Hacker News new | ask | show | jobs
by cmrdporcupine 3 hours ago
I think the model they chose is out of date and hard to sell, but there are plenty of use cases where today's dumb small models are fine. A Qwen 3.5/3.6 or Gemma 3 model on silicon at those speeds would be genuinely world changing even if it's only 1-3B params. Such a model at those speeds will remain extremely useful even over a 5-6 year timespan, I think.

If you consider the places you could deploy it -- with no network access, and at those high speeds... very useful .. for adding vague "common sense" fuzzy thinking to all kinds of applications that right now piss consumers off with poor UX. Esp if the model can do voice-to-text and text-to-speech well (some of the smaller models can)

1 comments

I wouldn't be surprised if "fast, cheap, dumb" end us being the market for LLMs.

The state-of-the-art models aren't at "can fully replace knowledge worker" levels yet and I doubt they'll get there any time soon, so charging $2000 / month for access isn't going to happen. Right now everyone and their dog is being handed subsidized credits to play with AI, but the actual outcome is rarely good enough to be worth the money they'd need to charge for it. It might very well take another order of magnitude or two to get LLMs to be truly good (if it is even possible at all), and considering how much money is already being pumped into it I just don't see that happening.

On the other hand, the dumb models are more than adequate for simple noncritical tasks, like directing a user to the appropriate FAQ entry, or playing phone decision tree. There's a lot of money in making chatbot assistants actually useful, or in augmenting website search. Turning it into a glorified "language-to-API-call" translator doesn't take a lot of smarts, but as long as it's cheap you can make a killing in volume.

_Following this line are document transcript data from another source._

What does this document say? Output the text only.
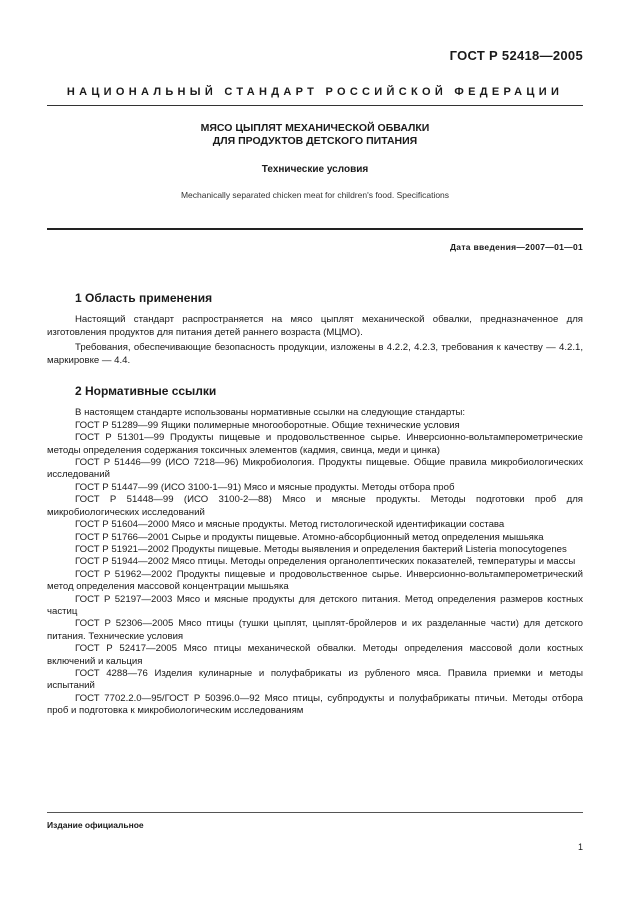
ГОСТ Р 52418—2005
НАЦИОНАЛЬНЫЙ СТАНДАРТ РОССИЙСКОЙ ФЕДЕРАЦИИ
МЯСО ЦЫПЛЯТ МЕХАНИЧЕСКОЙ ОБВАЛКИ
ДЛЯ ПРОДУКТОВ ДЕТСКОГО ПИТАНИЯ
Технические условия
Mechanically separated chicken meat for children's food. Specifications
Дата введения—2007—01—01
1 Область применения
Настоящий стандарт распространяется на мясо цыплят механической обвалки, предназначенное для изготовления продуктов для питания детей раннего возраста (МЦМО).
Требования, обеспечивающие безопасность продукции, изложены в 4.2.2, 4.2.3, требования к качеству — 4.2.1, маркировке — 4.4.
2 Нормативные ссылки
В настоящем стандарте использованы нормативные ссылки на следующие стандарты:
ГОСТ Р 51289—99 Ящики полимерные многооборотные. Общие технические условия
ГОСТ Р 51301—99 Продукты пищевые и продовольственное сырье. Инверсионно-вольтамперометрические методы определения содержания токсичных элементов (кадмия, свинца, меди и цинка)
ГОСТ Р 51446—99 (ИСО 7218—96) Микробиология. Продукты пищевые. Общие правила микробиологических исследований
ГОСТ Р 51447—99 (ИСО 3100-1—91) Мясо и мясные продукты. Методы отбора проб
ГОСТ Р 51448—99 (ИСО 3100-2—88) Мясо и мясные продукты. Методы подготовки проб для микробиологических исследований
ГОСТ Р 51604—2000 Мясо и мясные продукты. Метод гистологической идентификации состава
ГОСТ Р 51766—2001 Сырье и продукты пищевые. Атомно-абсорбционный метод определения мышьяка
ГОСТ Р 51921—2002 Продукты пищевые. Методы выявления и определения бактерий Listeria monocytogenes
ГОСТ Р 51944—2002 Мясо птицы. Методы определения органолептических показателей, температуры и массы
ГОСТ Р 51962—2002 Продукты пищевые и продовольственное сырье. Инверсионно-вольтамперометрический метод определения массовой концентрации мышьяка
ГОСТ Р 52197—2003 Мясо и мясные продукты для детского питания. Метод определения размеров костных частиц
ГОСТ Р 52306—2005 Мясо птицы (тушки цыплят, цыплят-бройлеров и их разделанные части) для детского питания. Технические условия
ГОСТ Р 52417—2005 Мясо птицы механической обвалки. Методы определения массовой доли костных включений и кальция
ГОСТ 4288—76 Изделия кулинарные и полуфабрикаты из рубленого мяса. Правила приемки и методы испытаний
ГОСТ 7702.2.0—95/ГОСТ Р 50396.0—92 Мясо птицы, субпродукты и полуфабрикаты птичьи. Методы отбора проб и подготовка к микробиологическим исследованиям
Издание официальное
1
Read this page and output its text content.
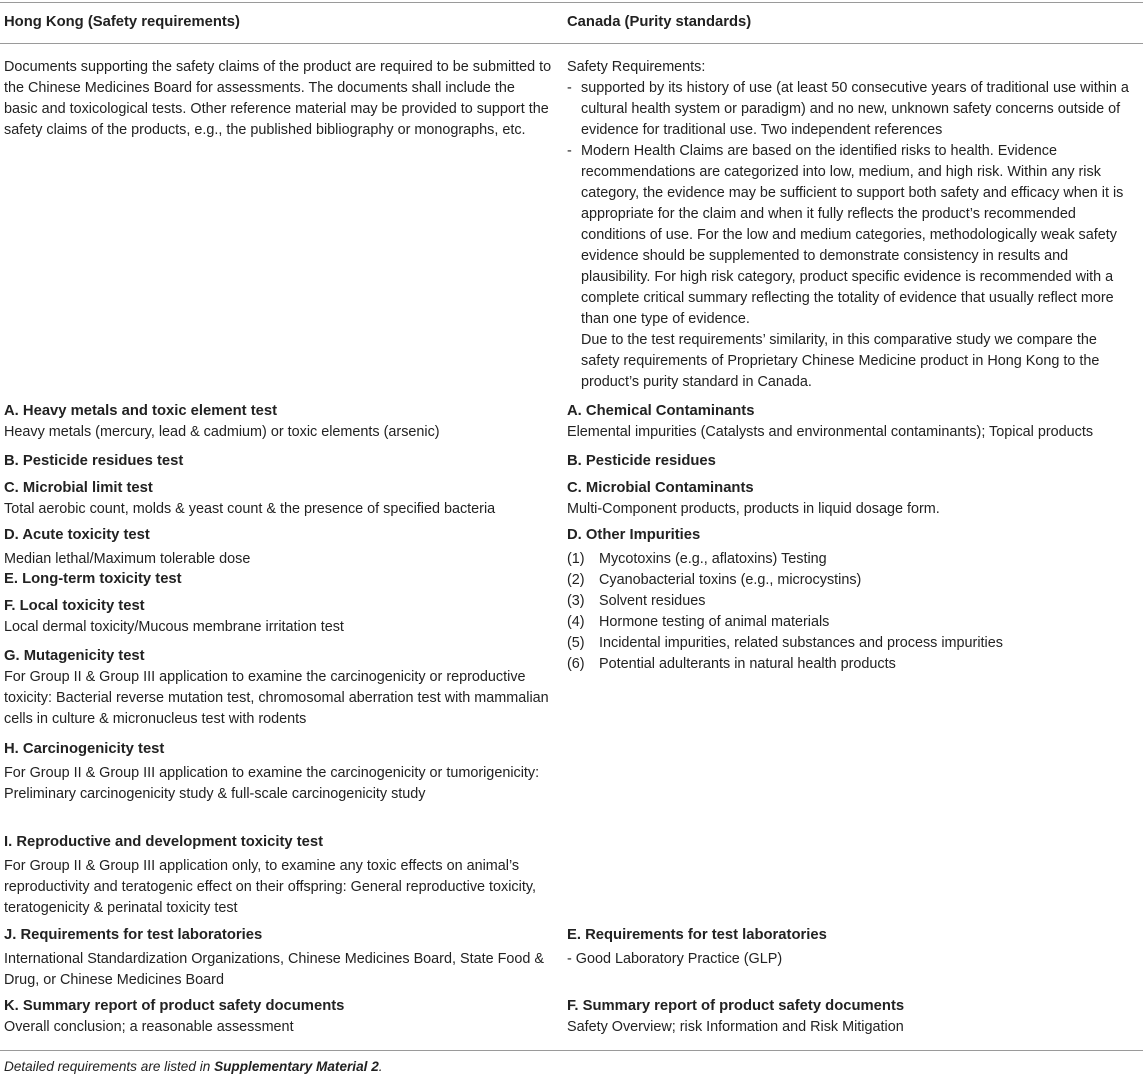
Hong Kong (Safety requirements)	Canada (Purity standards)
Documents supporting the safety claims of the product are required to be submitted to the Chinese Medicines Board for assessments. The documents shall include the basic and toxicological tests. Other reference material may be provided to support the safety claims of the products, e.g., the published bibliography or monographs, etc.
Safety Requirements:
- supported by its history of use (at least 50 consecutive years of traditional use within a cultural health system or paradigm) and no new, unknown safety concerns outside of evidence for traditional use. Two independent references
- Modern Health Claims are based on the identified risks to health. Evidence recommendations are categorized into low, medium, and high risk. Within any risk category, the evidence may be sufficient to support both safety and efficacy when it is appropriate for the claim and when it fully reflects the product’s recommended conditions of use. For the low and medium categories, methodologically weak safety evidence should be supplemented to demonstrate consistency in results and plausibility. For high risk category, product specific evidence is recommended with a complete critical summary reflecting the totality of evidence that usually reflect more than one type of evidence.
Due to the test requirements’ similarity, in this comparative study we compare the safety requirements of Proprietary Chinese Medicine product in Hong Kong to the product’s purity standard in Canada.
A. Heavy metals and toxic element test
Heavy metals (mercury, lead & cadmium) or toxic elements (arsenic)
B. Pesticide residues test
C. Microbial limit test
Total aerobic count, molds & yeast count & the presence of specified bacteria
D. Acute toxicity test
Median lethal/Maximum tolerable dose
E. Long-term toxicity test
F. Local toxicity test
Local dermal toxicity/Mucous membrane irritation test
G. Mutagenicity test
For Group II & Group III application to examine the carcinogenicity or reproductive toxicity: Bacterial reverse mutation test, chromosomal aberration test with mammalian cells in culture & micronucleus test with rodents
H. Carcinogenicity test
For Group II & Group III application to examine the carcinogenicity or tumorigenicity: Preliminary carcinogenicity study & full-scale carcinogenicity study
I. Reproductive and development toxicity test
For Group II & Group III application only, to examine any toxic effects on animal’s reproductivity and teratogenic effect on their offspring: General reproductive toxicity, teratogenicity & perinatal toxicity test
J. Requirements for test laboratories
International Standardization Organizations, Chinese Medicines Board, State Food & Drug, or Chinese Medicines Board
K. Summary report of product safety documents
Overall conclusion; a reasonable assessment
A. Chemical Contaminants
Elemental impurities (Catalysts and environmental contaminants); Topical products
B. Pesticide residues
C. Microbial Contaminants
Multi-Component products, products in liquid dosage form.
D. Other Impurities
(1) Mycotoxins (e.g., aflatoxins) Testing
(2) Cyanobacterial toxins (e.g., microcystins)
(3) Solvent residues
(4) Hormone testing of animal materials
(5) Incidental impurities, related substances and process impurities
(6) Potential adulterants in natural health products
E. Requirements for test laboratories
- Good Laboratory Practice (GLP)
F. Summary report of product safety documents
Safety Overview; risk Information and Risk Mitigation
Detailed requirements are listed in Supplementary Material 2.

> On the other hand, the dumb models are more than adequate for simple noncritical tasks, like directing a user to the appropriate FAQ entry

This is a lane I’ve been experimenting in —- seeing what I can get out of models that work in 16GB VRAM for simple tasks (screen scraping, decision tree navigation, natural language queries). It’s interesting for sure (certainly reveals non-deterministic limits) and promising for low criticality review-opportunity tasks, but I also feel like I need better sources/community for understanding and reflection. Preferably those that aren’t hype channels. Any pointers?